TUA offering free trees to customers as part of national program
Electrical customers of Tullahoma Utilities Authority who also possess a green thumb have a unique opportunity to enhance the tree canopy of the area and increase their energy efficiency, TUA officials have announced.
The utility authority is taking part in the Arbor Day Foundation’s Energy-Saving Trees program, which seeks to give communities free trees in order to offset their energy consumption and beautify their area. TUA is also the only Tennessee utility provider taking part in the program this year.
According to TUA Forester Monty Hawkins, he’s been wanting to get TUA involved with the program for the last two years.

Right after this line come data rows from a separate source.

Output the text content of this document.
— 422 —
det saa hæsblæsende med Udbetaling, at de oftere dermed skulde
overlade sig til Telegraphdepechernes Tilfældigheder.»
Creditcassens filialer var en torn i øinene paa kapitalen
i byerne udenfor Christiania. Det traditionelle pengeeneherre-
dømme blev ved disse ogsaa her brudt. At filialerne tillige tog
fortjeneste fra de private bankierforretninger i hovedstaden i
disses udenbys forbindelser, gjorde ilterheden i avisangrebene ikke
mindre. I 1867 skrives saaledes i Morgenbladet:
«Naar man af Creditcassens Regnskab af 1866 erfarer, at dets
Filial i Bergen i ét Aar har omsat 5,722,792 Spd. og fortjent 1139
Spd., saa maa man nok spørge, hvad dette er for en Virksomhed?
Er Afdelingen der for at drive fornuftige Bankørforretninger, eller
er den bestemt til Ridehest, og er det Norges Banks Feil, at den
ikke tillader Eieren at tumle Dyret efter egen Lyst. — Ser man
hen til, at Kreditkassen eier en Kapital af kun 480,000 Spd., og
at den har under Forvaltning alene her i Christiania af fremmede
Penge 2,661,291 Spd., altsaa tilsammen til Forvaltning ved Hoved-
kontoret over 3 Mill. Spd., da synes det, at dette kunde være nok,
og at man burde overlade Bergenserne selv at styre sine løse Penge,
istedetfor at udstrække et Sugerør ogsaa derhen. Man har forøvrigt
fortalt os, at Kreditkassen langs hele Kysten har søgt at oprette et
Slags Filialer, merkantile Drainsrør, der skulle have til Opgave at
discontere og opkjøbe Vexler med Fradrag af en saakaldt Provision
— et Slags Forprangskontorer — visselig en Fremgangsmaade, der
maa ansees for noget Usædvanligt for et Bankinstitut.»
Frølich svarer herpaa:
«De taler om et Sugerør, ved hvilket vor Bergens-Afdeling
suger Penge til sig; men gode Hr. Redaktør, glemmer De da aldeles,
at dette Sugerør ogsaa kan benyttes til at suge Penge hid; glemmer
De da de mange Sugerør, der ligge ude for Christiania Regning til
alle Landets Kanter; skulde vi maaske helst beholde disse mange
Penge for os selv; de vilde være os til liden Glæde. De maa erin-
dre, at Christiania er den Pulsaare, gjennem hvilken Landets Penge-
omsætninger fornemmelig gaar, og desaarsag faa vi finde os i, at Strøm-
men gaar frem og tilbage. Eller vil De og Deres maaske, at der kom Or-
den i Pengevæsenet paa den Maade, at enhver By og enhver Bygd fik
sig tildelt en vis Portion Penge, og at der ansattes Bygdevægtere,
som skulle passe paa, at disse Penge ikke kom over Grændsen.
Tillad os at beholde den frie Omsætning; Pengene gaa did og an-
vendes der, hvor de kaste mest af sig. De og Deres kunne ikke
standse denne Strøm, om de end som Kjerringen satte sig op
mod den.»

“Even before the tornado in 2016 it was a program that I had looked at,” he said. “I said, ‘This might be a program we might be interested in because of the energy conservation.’”
While the TUA administration wasn’t originally interested in spring 2016, Hawkins said, the tornado that year changed their minds.
With how many trees were lost during the EF-1 tornado that ripped through the north and west portions of town, Hawkins said, participating in this program would better help the area restore its greenery.
“After the tornado,” he said, “it seemed like the timing was better.”
There are 100 trees to be given away, according to Hawkins, with more than 30 of them already spoken for.
“There are trees still available,” he said.
TUA will be giving away four different types of trees, all of which are native to or thrive in the Tullahoma area. They include a sugar maple, bald cypress, sweetbay magnolia and willow oak, according to Hawkins.
Each tree comes in a 5-gallon container, he said, and will range in size between 4 and 5 feet tall.
“They’re small enough that most people can handle them, but large enough to know … you’ve done something,” Hawkins said.
Those looking to pick up a free tree to plant on their property need only go to www.arborday.org/tua, Hawkins said.
The trees are limited to one per person, according to the Arbor Day website, though Hawkins said anyone who is an electrical customer of TUA can claim a tree.
“It can be an individual; it can be a business; it can be a church; it can be a school … anybody that gets an electric bill is eligible,” Hawkins said.
Even Franklin County TUA customers can go online and claim a tree for themselves, Hawkins added, “as long as they’re getting power from TUA.”
Hawkins will even give people more information on the types of trees available if they ask.
The trees are scheduled to arrive next Monday, Nov. 12, and will be given out at TUA on Tuesday, Nov. 13, and Wednesday, Nov. 14, according to Hawkins.
While participating utilities have the option to allow the trees to be delivered directly to customers, TUA chose to have an on-site pickup rather than a direct mail dispersal.
Hawkins said the reason for the on-site pickup was to give the program a more personal touch.
“We felt that was worthy of our time and effort,” Hawkins said of the personal deliveries.
“What we wanted to do was a quality distribution,” he added. “We felt like we could get larger trees and meet with the person [receiving it]. It was a little more personal touch.”
Additionally, Hawkins said, he hoped some people used the free trees to spend time with family once Thanksgiving comes around.
“If you were looking for something to do to get outside, you could plant a tree and let that begin to be a kind of tradition,” Hawkins said.
According to the Arbor Day Foundation website, the Energy-Saving Trees program is designed to give homeowners information on how to maximize the energy-saving benefits that trees can provide.
When planted properly, a single tree can save a homeowner up to 20 percent on energy costs, the website states.
According to Hawkins, each of the four trees TUA will provide could range in price from $50 to $75 each, so there is both an up-front and a down-the-road cost benefit to these trees.
Trees also provide “tangible benefits” to the communities in which they are planted, according to the Arbor Day Foundation, including better air quality, reduced stormwater runoff, a smaller carbon footprint and aesthetic improvements.
Energy savings for each homeowner may vary depending on the location and type of tree, according to the Arbor Day Foundation website. Some areas may see energy savings up more than $30 per year, according to the tree selection tool.